Columbus, OH,
16:11 PM

ABC6: Central Ohio doctors seeing rush of patients because of slips and falls

Dr. Iorio talks with ABC6Dr. Timothy Iorio, an OhioHealth Orthopedic surgeon specializing in the hand and upper extremities, was recently interviewed for a story about the spike in wrist fractures doctors typically see during the winter months.

Click here to watch the story on the ABC6 website.


COLUMBUS, Ohio  -- With temperatures falling, more of us are falling, too. Literally.

Central Ohio emergency departments are dealing with a rush of patients who have been hurt because of slippery conditions.

According to the Center for Disease Control, one-in-five falls lead to serious injuries and 2.8 million older people visit emergency departments annually with fall injuries.

"There is always a sharp rise in slip and fall injuries during this time of year. People aren't preparing or planning for this fall. It just happens so fast," said Dr. Timothy Iorio, an orthopedic surgeon with OhioHealth.

Sara Panko of Upper Arlington just got a new puppy dog on Saturday, so she was worried about the icy sidewalks and driveways.

"It's definitely hard in the morning. You can't see where the ice might be and so that will get you.

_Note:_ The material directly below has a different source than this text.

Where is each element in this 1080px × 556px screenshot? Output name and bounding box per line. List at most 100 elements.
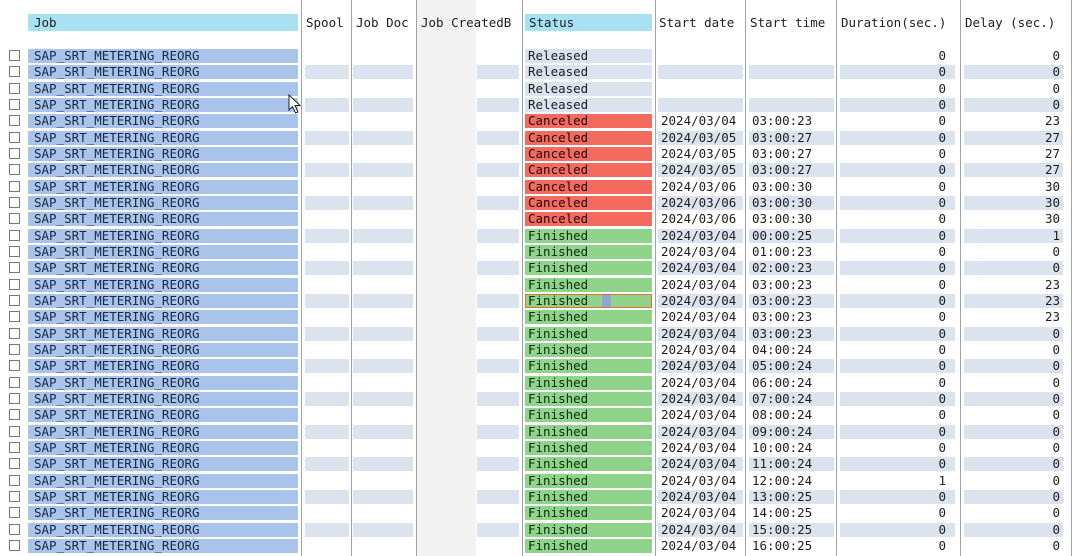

It's just going really slow and thankfully with a puppy who is scared of everything that moves, we don't go very fast."

The experts say give yourself extra time because when people rush, they fall.

Dr. Iorio said make sure to assess yourself if you take a spill.

"Pain, new onset of pain, swelling, bruising, those can all be signs of break or fracture that shouldn't be ignored."

Jeremy Kiker said he is careful to wear suitable footwear in this weather. Kiker is an amputee following a work-related accident, but still takes care of his older neighbors.

"Right now, I tell everybody to take it slow, especially the elderly people because I have a lot of people I take care of around here and they are always falling. Every year, I watch out for them."

Doctors said when it gets cold be sure to wear gloves because walking with cold hands in your pockets increase your risk of a head injury in a fall.